SIOUX FALLS, S.D. (KELO) — Ice fishing is well underway in parts of KELOLAND as the temperatures have been fairly consistent to thicken ice out on the waters.

In this week’s Flashback Friday, we take you back to 1977 to see how it was done then, and the style of the ‘fishing shacks.’

Ice Fishing. It always has been and always will be a very popular winter activity for hardy folks in the upper Midwest.

The cold and the wind, the needed warm clothes, and even the hole chopping duty are always tolerated by the sportsman. For the joy of landing the ‘big one’ far outweighs any effect weather could have on their spirit.

But today ice fisherman don’t have to worry about wind or fishing discomforts. In fact, now going ice fishing is more like dressing up and going out for an elegant evening.
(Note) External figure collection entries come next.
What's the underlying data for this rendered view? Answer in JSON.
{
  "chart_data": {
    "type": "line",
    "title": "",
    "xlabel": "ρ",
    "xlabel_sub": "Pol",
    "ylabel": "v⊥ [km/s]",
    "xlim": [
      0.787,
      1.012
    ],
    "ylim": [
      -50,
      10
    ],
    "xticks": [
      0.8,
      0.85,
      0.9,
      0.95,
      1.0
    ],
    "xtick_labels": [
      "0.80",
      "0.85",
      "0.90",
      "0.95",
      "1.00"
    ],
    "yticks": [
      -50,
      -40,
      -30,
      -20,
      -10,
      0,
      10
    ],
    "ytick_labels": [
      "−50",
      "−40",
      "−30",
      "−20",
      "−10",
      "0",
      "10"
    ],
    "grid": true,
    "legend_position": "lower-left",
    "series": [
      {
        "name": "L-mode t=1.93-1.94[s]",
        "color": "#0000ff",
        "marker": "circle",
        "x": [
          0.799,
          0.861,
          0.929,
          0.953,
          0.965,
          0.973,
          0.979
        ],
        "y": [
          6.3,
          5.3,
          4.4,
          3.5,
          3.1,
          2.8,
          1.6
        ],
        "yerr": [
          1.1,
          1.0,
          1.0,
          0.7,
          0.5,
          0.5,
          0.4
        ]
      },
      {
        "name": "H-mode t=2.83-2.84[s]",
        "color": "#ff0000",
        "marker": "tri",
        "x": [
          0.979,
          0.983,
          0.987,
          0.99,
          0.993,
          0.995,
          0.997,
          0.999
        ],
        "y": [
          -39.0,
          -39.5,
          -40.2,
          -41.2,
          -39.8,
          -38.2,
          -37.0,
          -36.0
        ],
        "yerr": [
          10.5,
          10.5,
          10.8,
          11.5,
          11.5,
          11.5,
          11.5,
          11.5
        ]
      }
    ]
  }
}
Seldom see ice fisherman fishing outside anymore. Most fish sportsman are in their own shacks, where they can do all their fishing right inside. As a matter of fact, these so-called ‘shacks’ shouldn’t be called ‘shacks’ anymore. They’ve taken on a new look. They’re carpeted, paneled, heated and insulated, and have battery-powered electricity. In some of them you find kitchen tables, chairs, ovens to cook in, and a television to make it more of a home away from home.

No there really isn’t any discomfort with this winter sport. Even cutting the fishing hole takes a matter of seconds with an electric auger ice fisherman use now. Just five or ten years ago, the shacks were nothing like they are today.

“Just, plain ordinary plywood and there wasn’t panel or carpet or nothing. It was just some place to get out of the cold and fish, and now you can sit out here and play cards and have a few drinks now and then. You enjoy it.”

It’s now getting to the point where one fisherman is trying to outdo his neighbor from down the lake.

“I don’t know who started it or nothing. It just, happened. Somebody builds one, and someone builds one that’s just a bit better, and it builds up. It’ll get bigger and bigger every year. It’s just something to do.”

Perhaps ice fishing may even be for those of us who never cared for it before.